The final payload ZIP is named ...zip and contains:

...zip
├── formats/net.axolotl.zippier.ZipFormat_xz.jar   ← malicious plugin
└── payload.xz                                       ← trigger file

payload.xz can even be an empty file – the format lookup is purely extension-based, so it just needs the .xz extension. Its presence triggers the app to look for an xz format handler, which it finds in the JAR we just planted via the path traversal.

The Kill Chain

 1. Upload ...zip to Mattermost channel
 2. FileDownloadWorker downloads to /cache/download/...zip
 3. addFile() detects .zip extension → uses built-in ZipFormat_Zip
 4. getBaseName() strips extension: "...zip" → ".."
 5. Extraction directory: /cache/zippier/extract/.. → /cache/zippier/
 6. ZipFormat_Zip extracts entries to /cache/zippier/:
    a. formats/net.axolotl.zippier.ZipFormat_xz.jar
       → /cache/zippier/formats/net.axolotl.zippier.ZipFormat_xz.jar
       → addFile(): extension "jar" not in allowed list → skipped
    b. payload.xz → /cache/zippier/payload.xz
       → addFile(): extension "xz" IS in allowed list
       → FormatManager looks for formats/net.axolotl.zippier.ZipFormat_xz.jar
       → Found! (planted in step 6a)
 7. PathClassLoader loads the JAR, instantiates ZipFormat_xz
 8. Static initializer executes → RCE achieved

Answer

The submission was the crafted ...zip file.

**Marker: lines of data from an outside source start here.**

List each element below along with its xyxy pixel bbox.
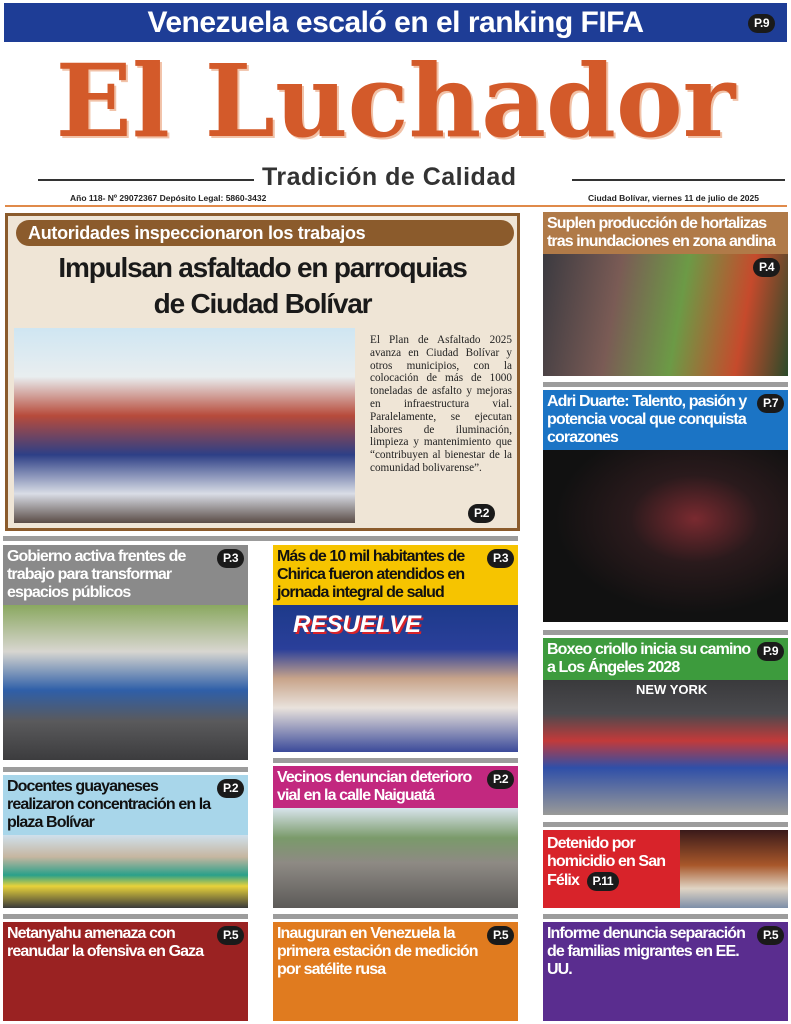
story-headline bbox=[3, 545, 248, 605]
divider bbox=[273, 758, 518, 763]
story-chirica[interactable] bbox=[273, 545, 518, 752]
story-headline bbox=[543, 390, 788, 450]
story-photo bbox=[543, 450, 788, 622]
page-badge: P.3 bbox=[217, 549, 244, 568]
story-netanyahu[interactable] bbox=[3, 922, 248, 1021]
story-headline bbox=[543, 832, 678, 896]
page-badge: P.5 bbox=[757, 926, 784, 945]
divider bbox=[38, 179, 254, 181]
story-headline-text: Más de 10 mil habitantes de Chirica fueron atendidos en jornada integral de salud bbox=[277, 548, 465, 601]
story-photo bbox=[273, 808, 518, 908]
story-headline-text: Netanyahu amenaza con reanudar la ofensiva en Gaza bbox=[7, 925, 204, 960]
masthead-logo: El Luchador bbox=[55, 42, 736, 160]
divider bbox=[543, 382, 788, 387]
divider bbox=[3, 767, 248, 772]
story-photo bbox=[543, 680, 788, 815]
divider bbox=[273, 914, 518, 919]
story-headline-text: Adri Duarte: Talento, pasión y potencia vocal que conquista corazones bbox=[547, 393, 747, 446]
story-photo bbox=[543, 254, 788, 376]
feature-story[interactable] bbox=[5, 213, 520, 531]
story-hortalizas[interactable] bbox=[543, 212, 788, 376]
date-line: Ciudad Bolívar, viernes 11 de julio de 2025 bbox=[587, 193, 759, 203]
page-badge: P.2 bbox=[487, 770, 514, 789]
page-badge: P.9 bbox=[748, 14, 775, 33]
divider bbox=[543, 914, 788, 919]
story-headline-text: Gobierno activa frentes de trabajo para transformar espacios públicos bbox=[7, 548, 186, 601]
story-headline bbox=[273, 922, 518, 982]
story-headline bbox=[3, 922, 248, 964]
top-banner[interactable] bbox=[4, 3, 787, 42]
feature-kicker: Autoridades inspeccionaron los trabajos bbox=[16, 220, 514, 246]
page-badge: P.3 bbox=[487, 549, 514, 568]
divider bbox=[543, 630, 788, 635]
story-boxeo[interactable] bbox=[543, 638, 788, 815]
page-badge: P.2 bbox=[468, 504, 495, 523]
story-gobierno[interactable] bbox=[3, 545, 248, 760]
page-badge: P.2 bbox=[217, 779, 244, 798]
story-headline bbox=[543, 638, 788, 680]
page-badge: P.5 bbox=[217, 926, 244, 945]
story-photo bbox=[3, 835, 248, 908]
story-headline bbox=[3, 775, 248, 835]
story-photo bbox=[3, 605, 248, 760]
tagline-row bbox=[0, 163, 791, 193]
story-headline-text: Detenido por homicidio en San Félix bbox=[547, 835, 666, 889]
story-headline bbox=[273, 766, 518, 808]
story-informe[interactable] bbox=[543, 922, 788, 1021]
tagline: Tradición de Calidad bbox=[262, 163, 517, 191]
page-badge: P.11 bbox=[587, 872, 619, 891]
story-headline: Suplen producción de hortalizas tras inundaciones en zona andina bbox=[543, 212, 788, 254]
page-badge: P.4 bbox=[753, 258, 780, 277]
feature-headline[interactable] bbox=[8, 250, 517, 322]
divider bbox=[3, 914, 248, 919]
story-photo bbox=[680, 830, 788, 908]
top-banner-headline: Venezuela escaló en el ranking FIFA bbox=[147, 6, 644, 39]
page-badge: P.9 bbox=[757, 642, 784, 661]
page-badge: P.7 bbox=[757, 394, 784, 413]
divider bbox=[543, 822, 788, 827]
story-docentes[interactable] bbox=[3, 775, 248, 908]
story-headline bbox=[273, 545, 518, 605]
story-headline-text: Docentes guayaneses realizaron concentración en la plaza Bolívar bbox=[7, 778, 211, 831]
story-vecinos[interactable] bbox=[273, 766, 518, 908]
story-headline-text: Informe denuncia separación de familias migrantes en EE. UU. bbox=[547, 925, 745, 978]
story-adri[interactable] bbox=[543, 390, 788, 622]
edition-info: Año 118- Nº 29072367 Depósito Legal: 5860-3432 bbox=[70, 193, 267, 203]
feature-headline-line: de Ciudad Bolívar bbox=[153, 288, 372, 319]
divider bbox=[5, 205, 787, 207]
page-badge: P.5 bbox=[487, 926, 514, 945]
divider bbox=[3, 536, 518, 541]
story-headline-text: Boxeo criollo inicia su camino a Los Ángeles 2028 bbox=[547, 641, 751, 676]
feature-body: El Plan de Asfaltado 2025 avanza en Ciudad Bolívar y otros municipios, con la colocación de más de 1000 toneladas de asfalto y mejoras en infraestructura vial. Paralelamente, se ejecutan labores de iluminación, limpieza y mantenimiento que “contribuyen al bienestar de la comunidad bolivarense”. bbox=[370, 334, 512, 474]
story-detenido[interactable] bbox=[543, 830, 788, 908]
story-headline-text: Inauguran en Venezuela la primera estación de medición por satélite rusa bbox=[277, 925, 478, 978]
story-photo bbox=[273, 605, 518, 752]
story-headline-text: Vecinos denuncian deterioro vial en la calle Naiguatá bbox=[277, 769, 472, 804]
story-headline bbox=[543, 922, 788, 982]
photo-sign: NEW YORK bbox=[636, 682, 708, 697]
feature-photo bbox=[14, 328, 355, 523]
divider bbox=[572, 179, 785, 181]
story-inauguran[interactable] bbox=[273, 922, 518, 1021]
feature-headline-line: Impulsan asfaltado en parroquias bbox=[58, 252, 467, 283]
photo-banner-text: RESUELVE bbox=[293, 611, 422, 638]
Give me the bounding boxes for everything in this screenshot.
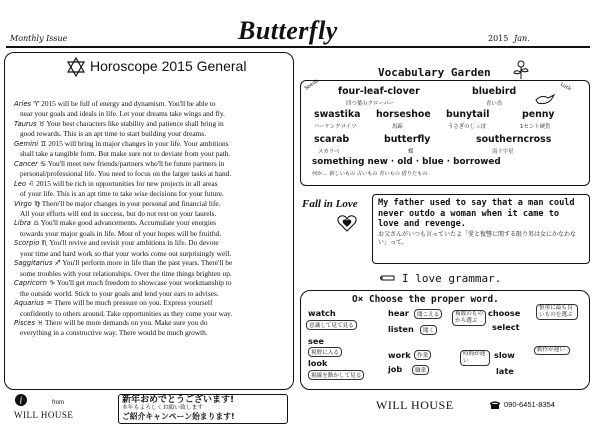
sign-aries: Aries ♈ [14,100,40,108]
grammar-look: look [308,358,328,368]
info-icon [14,393,28,407]
grammar-jp-select: 慎重に最も良いものを選ぶ [536,304,578,320]
grammar-hear: hear [388,308,409,318]
horoscope-line: Pisces ♓ There will be more demands on you. Make sure you do [14,317,208,327]
grammar-jp-see: 視野に入る [308,347,342,357]
vocab-jp-swastika: ハーケンクロイツ [314,124,357,130]
grammar-choose: choose [488,308,521,318]
seeds-tag: Seeds [303,78,320,92]
grammar-slow: slow [494,350,515,360]
grammar-jp-hear: 聞こえる [414,309,442,319]
grammar-jp-job: 職業 [412,365,429,375]
vocab-four-leaf-clover: four-leaf-clover [338,86,420,97]
horoscope-line: towards your major goals in life. Most of your hopes will be fruitful. [20,228,222,238]
sign-libra: Libra ♎ [14,219,40,228]
new-year-banner [118,394,288,424]
horoscope-line: Scorpio ♏ You'll revive and revisit your ambitions in life. Do devote [14,238,219,248]
love-title: Fall in Love [302,198,358,210]
grammar-jp-work: 作業 [414,350,431,360]
vocab-jp-butterfly: 蝶 [408,149,414,155]
grammar-jp-listen: 聞く [420,325,437,335]
sign-scorpio: Scorpio ♏ [14,239,48,248]
grammar-prompt: O× Choose the proper word. [352,294,499,305]
grammar-jp-look: 視線を動かして見る [308,370,364,380]
vocab-jp-horseshoe: 馬蹄 [392,124,403,130]
sign-sagittarius: Saggitarius ♐ [14,259,61,268]
vocab-bluebird: bluebird [472,86,517,97]
horoscope-line: All your efforts will end in success, but do not rest on your laurels. [20,208,217,218]
horoscope-line: Aquarius ♒ There will be much pressure on you. Express yourself [14,298,213,308]
vocab-something-new-old-blue-borrowed: something new · old · blue · borrowed [312,157,501,167]
grammar-work: work [388,350,411,360]
phone-number: 090-6451-8354 [504,400,555,409]
vocab-butterfly: butterfly [384,134,431,145]
grammar-jp-choose: 複数のものから選ぶ [452,310,486,326]
svg-text:i: i [19,396,23,407]
vocab-jp-scarab: スカラベ [318,149,340,155]
horoscope-list [14,99,288,338]
horoscope-line: your time and hard work so that your works come out surprisingly well. [20,248,232,258]
love-translation: お父さんがいつも言っていたよ「愛と復讐に関する限り男は女にかなわない」って。 [378,230,577,246]
vocab-jp-bluebird: 青い鳥 [486,101,503,107]
horoscope-line: Taurus ♉ Your best characters like stability and patience shall bring in [14,118,224,128]
vocab-southerncross: southerncross [476,134,552,145]
footer-right-house: WILL HOUSE [376,398,454,412]
bird-icon [534,92,556,106]
love-quote-box [372,194,590,264]
vocabulary-title: Vocabulary Garden [378,66,491,79]
issue-year: 2015 [488,34,509,43]
horoscope-line: shall take a tangible form. But make sure not to deviate from your path. [20,149,231,159]
telephone-icon [490,400,500,410]
horoscope-line: the outside world. Stick to your goals and lend your ears to advises. [20,288,219,298]
vocab-penny: penny [522,109,555,120]
horoscope-line: near your goals and ideals in life. Let your dreams take wings and fly. [20,109,225,119]
vocab-jp-bunytail: うさぎのしっぽ [448,124,486,130]
horoscope-line: good rewards. This is an apt time to start building your dreams. [20,129,207,139]
sign-gemini: Gemini ♊ [14,139,47,148]
horoscope-line: Saggitarius ♐ You'll perform more in life than the past years. There'll be [14,258,233,268]
horoscope-line: of your life. This is an apt time to take wise decisions for your future. [20,189,224,199]
grammar-late: late [496,366,514,376]
pencil-icon [380,270,396,286]
luck-tag: Luck [559,81,573,93]
vocab-jp-something: 何か… 新しいもの 古いもの 青いもの 借りたもの [312,171,428,177]
grammar-see: see [308,336,324,346]
banner-greeting: 新年おめでとうございます! [122,395,235,405]
sign-pisces: Pisces ♓ [14,318,44,327]
issue-label: Monthly Issue [10,34,68,43]
footer-left-house: WILL HOUSE [14,410,74,420]
issue-month: Jan. [514,34,530,43]
love-quote: My father used to say that a man could never outdo a woman when it came to love and revenge. [378,198,575,230]
grammar-job: job [388,364,403,374]
vocab-jp-four-leaf-clover: 四つ葉のクローバー [346,101,395,107]
grammar-listen: listen [388,324,414,334]
flower-sprout-icon [510,58,532,80]
sign-cancer: Cancer ♋ [14,159,47,168]
horoscope-line: personal/professional life. You need to focus on the larger tasks at hand. [20,169,232,179]
horoscope-line: Capricorn ♑ You'll get much freedom to showcase your workmanship to [14,278,232,288]
sign-capricorn: Capricorn ♑ [14,279,56,288]
sign-virgo: Virgo ♍ [14,199,41,208]
page-title: Butterfly [238,16,338,45]
from-label: from [52,400,64,406]
horoscope-line: Gemini ♊ 2015 will bring in major changes in your life. Your ambitions [14,138,229,148]
grammar-title: I love grammar. [402,272,502,285]
grammar-jp-slow: 時間が遅い [460,350,490,366]
sign-leo: Leo ♌ [14,179,35,188]
grammar-select: select [492,322,520,332]
sign-aquarius: Aquarius ♒ [14,299,53,308]
banner-subtext: 本年もよろしくお願い致します [122,405,204,411]
ox-mark: O× [352,294,364,305]
grammar-jp-watch: 意識して見て見る [306,320,357,330]
vocab-scarab: scarab [314,134,350,145]
vocab-horseshoe: horseshoe [376,109,431,120]
header-rule [6,46,590,48]
horoscope-line: everything in a constructive way. There would be much growth. [20,328,208,338]
horoscope-line: Leo ♌ 2015 will be rich in opportunities for new projects in all areas [14,178,218,188]
horoscope-line: Aries ♈ 2015 will be full of energy and dynamism. You'll be able to [14,99,216,108]
vocab-jp-penny: 1セント硬貨 [520,124,551,130]
horoscope-title: Horoscope 2015 General [90,58,247,74]
horoscope-line: Libra ♎ You'll make good advancements. Accumulate your energies [14,218,217,228]
horoscope-line: Virgo ♍ There'll be major changes in your personal and financial life. [14,198,221,208]
grammar-jp-late: 動作が遅い [534,346,570,355]
horoscope-line: confidently to others around. Take opportunities as they come your way. [20,308,233,318]
vocab-jp-southerncross: 南十字星 [492,149,514,155]
vocab-bunytail: bunytail [446,109,490,120]
grammar-watch: watch [308,308,336,318]
star-of-david-icon [66,57,86,77]
vocab-swastika: swastika [314,109,361,120]
banner-campaign: ご紹介キャンペーン始まります! [122,412,235,421]
hearts-icon [336,212,358,234]
horoscope-line: Cancer ♋ You'll meet new friends/partners who'll be future partners in [14,158,225,168]
sign-taurus: Taurus ♉ [14,119,45,128]
horoscope-line: some troubles with your relationships. Over the time things brighten up. [20,268,232,278]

Uploading it to the adversary’s Mattermost channel triggered the full exploit chain on their Android device.

Takeaways

  • The vulnerability was in the filename, not the contents. I spent almost two weeks trying every path traversal encoding inside ZIP entry names when the actual exploit was the name of the ZIP file itself. The getBaseName() utility strips the .zip extension from ...zip, producing .., which the OS resolves as “parent directory” when used in a path. Sometimes the simplest approach is the one you overlook.
  • Dynamic class loading without verification is game over. The Zippier plugin system uses PathClassLoader with no signature checks, no allowlist, no integrity verification. Any file that lands in the right directory with the right name gets loaded and executed. This is a common pattern in plugin architectures and it’s almost always exploitable if you can control the filesystem.
  • Static initializers are the perfect exploit vector. You don’t need the target to call any specific method – just loading the class triggers execution. This makes the exploit reliable regardless of how the plugin system invokes the handler.
  • Zip Slip research tools exist for a reason. The challenge even provided zippys – a purpose-built Zip Slip tool. I used it extensively to generate test payloads, but I was too focused on entry-name traversal. The tool was more useful for understanding the problem space than for generating the final exploit.
  • Task 6’s Mattermost work paid off. The hours I spent digging into Mattermost CVEs during Task 6 gave me familiarity with the platform’s file handling, which helped me understand how uploaded files get delivered to the archiver app.